A novel method for the isolation of DNA from intracellular bacteria, suitable for genomic studies

We present a protocol for the preparation of DNA suitable for genomic studies, starting from uncultured intracellular bacteria. The study was conducted on Midichloria mitochondrii, the intramitochondrial symbiont of the tick Ixodes ricinus. Single oocytes, which carry a high load of symbionts, were microdissected from the ovary of a semi-engorged tick specimen. After short incubation of oocytes in hypotonic medium, the cytoplasm that extruded from the cells was collected and used as template for multiple displacement amplification (MDA).

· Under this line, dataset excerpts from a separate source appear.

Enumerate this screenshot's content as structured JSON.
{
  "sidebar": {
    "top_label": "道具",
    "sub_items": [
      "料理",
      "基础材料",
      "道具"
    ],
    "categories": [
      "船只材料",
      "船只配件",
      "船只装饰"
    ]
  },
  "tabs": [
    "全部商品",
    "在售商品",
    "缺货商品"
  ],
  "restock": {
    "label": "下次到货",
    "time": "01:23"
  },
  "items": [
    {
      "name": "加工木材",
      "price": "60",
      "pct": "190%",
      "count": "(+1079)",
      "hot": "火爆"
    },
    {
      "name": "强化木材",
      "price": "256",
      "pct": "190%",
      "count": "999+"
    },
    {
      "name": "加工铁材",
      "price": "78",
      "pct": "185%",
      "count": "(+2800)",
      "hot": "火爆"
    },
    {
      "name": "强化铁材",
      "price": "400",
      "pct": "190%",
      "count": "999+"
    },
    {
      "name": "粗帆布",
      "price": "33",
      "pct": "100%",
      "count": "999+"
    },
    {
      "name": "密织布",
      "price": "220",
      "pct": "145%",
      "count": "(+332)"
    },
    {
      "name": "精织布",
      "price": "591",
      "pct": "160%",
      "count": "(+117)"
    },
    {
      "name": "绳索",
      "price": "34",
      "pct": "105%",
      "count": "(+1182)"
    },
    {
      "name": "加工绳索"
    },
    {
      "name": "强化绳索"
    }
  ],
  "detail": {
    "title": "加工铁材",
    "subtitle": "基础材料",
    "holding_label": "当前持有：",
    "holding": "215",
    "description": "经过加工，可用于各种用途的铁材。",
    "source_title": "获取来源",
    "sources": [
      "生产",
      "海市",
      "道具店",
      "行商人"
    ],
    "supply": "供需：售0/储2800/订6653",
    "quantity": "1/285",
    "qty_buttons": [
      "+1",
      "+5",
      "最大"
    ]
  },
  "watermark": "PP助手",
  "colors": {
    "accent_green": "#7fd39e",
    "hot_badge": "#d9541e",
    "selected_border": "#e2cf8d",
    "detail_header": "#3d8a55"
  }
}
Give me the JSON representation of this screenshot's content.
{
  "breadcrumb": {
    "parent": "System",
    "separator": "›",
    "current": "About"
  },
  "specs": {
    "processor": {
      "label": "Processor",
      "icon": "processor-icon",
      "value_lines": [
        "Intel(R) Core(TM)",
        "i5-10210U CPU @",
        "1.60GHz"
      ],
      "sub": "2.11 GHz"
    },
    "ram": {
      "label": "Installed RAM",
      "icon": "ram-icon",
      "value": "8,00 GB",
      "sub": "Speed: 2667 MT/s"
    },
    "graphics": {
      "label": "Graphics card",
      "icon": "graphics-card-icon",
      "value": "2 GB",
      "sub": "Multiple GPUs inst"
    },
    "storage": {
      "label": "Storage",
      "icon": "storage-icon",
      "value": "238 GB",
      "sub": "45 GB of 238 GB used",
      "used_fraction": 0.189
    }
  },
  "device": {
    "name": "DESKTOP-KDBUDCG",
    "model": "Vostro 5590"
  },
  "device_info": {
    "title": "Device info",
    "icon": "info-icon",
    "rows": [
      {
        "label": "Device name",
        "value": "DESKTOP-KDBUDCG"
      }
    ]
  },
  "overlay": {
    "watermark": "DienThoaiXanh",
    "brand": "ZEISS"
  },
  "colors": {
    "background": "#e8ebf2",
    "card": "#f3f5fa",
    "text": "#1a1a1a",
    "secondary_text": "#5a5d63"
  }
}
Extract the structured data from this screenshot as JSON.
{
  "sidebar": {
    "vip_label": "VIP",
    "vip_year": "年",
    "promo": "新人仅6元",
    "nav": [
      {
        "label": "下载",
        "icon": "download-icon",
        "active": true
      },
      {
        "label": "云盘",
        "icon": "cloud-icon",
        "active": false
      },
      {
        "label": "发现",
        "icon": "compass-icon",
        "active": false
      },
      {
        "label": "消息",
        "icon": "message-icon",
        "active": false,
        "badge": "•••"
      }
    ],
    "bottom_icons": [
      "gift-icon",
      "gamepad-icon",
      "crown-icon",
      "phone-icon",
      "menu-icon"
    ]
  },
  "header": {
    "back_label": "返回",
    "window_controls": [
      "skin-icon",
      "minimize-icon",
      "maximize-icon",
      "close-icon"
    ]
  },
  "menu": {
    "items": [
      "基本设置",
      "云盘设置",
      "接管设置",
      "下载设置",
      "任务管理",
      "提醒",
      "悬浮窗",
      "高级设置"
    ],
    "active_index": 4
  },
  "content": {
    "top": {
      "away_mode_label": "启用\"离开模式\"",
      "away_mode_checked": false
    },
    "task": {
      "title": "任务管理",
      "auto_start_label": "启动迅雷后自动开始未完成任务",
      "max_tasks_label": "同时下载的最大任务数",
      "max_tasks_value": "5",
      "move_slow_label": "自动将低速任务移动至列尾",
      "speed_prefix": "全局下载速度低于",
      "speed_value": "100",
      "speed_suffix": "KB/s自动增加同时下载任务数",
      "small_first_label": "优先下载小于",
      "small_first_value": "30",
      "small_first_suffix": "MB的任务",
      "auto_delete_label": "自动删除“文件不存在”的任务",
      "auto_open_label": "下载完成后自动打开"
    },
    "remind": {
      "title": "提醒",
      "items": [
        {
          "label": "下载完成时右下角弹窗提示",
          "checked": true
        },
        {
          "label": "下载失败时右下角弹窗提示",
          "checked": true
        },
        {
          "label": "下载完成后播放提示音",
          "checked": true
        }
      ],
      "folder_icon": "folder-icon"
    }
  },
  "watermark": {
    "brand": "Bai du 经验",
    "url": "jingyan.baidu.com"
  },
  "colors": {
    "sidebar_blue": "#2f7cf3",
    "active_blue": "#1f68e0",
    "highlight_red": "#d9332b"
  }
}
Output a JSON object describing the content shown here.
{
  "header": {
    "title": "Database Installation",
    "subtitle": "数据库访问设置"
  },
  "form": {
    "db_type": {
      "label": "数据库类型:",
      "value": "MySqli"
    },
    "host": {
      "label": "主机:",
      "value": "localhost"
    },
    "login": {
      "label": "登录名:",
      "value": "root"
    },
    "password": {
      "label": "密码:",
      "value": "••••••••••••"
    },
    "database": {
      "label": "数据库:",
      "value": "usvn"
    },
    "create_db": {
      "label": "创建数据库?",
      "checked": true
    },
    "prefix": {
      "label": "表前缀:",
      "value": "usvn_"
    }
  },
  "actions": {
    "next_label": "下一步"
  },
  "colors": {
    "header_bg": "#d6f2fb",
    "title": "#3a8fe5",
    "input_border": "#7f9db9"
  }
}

Eight MDA preparations were examined with real-time PCR, targeted on seven loci of M. mitochondrii (to assess the uniformity of the genome amplification) and on four loci of I. ricinus (to select DNA preparations showing minimal presence of host DNA). The two MDA products that presented minimal biases in terms of symbiont genes and minimal host-DNA presence were pooled and cloned in a plasmid library. Fifty clones were then sequenced. Only 6% of the sequences were of arthropod origin, while the vast majority could be inferred to have originated from M. mitochondrii. In summary, the developed protocol allowed us to generate micrograms of symbiont DNA, with minimal biases in genome representation and minimal presence of host DNA.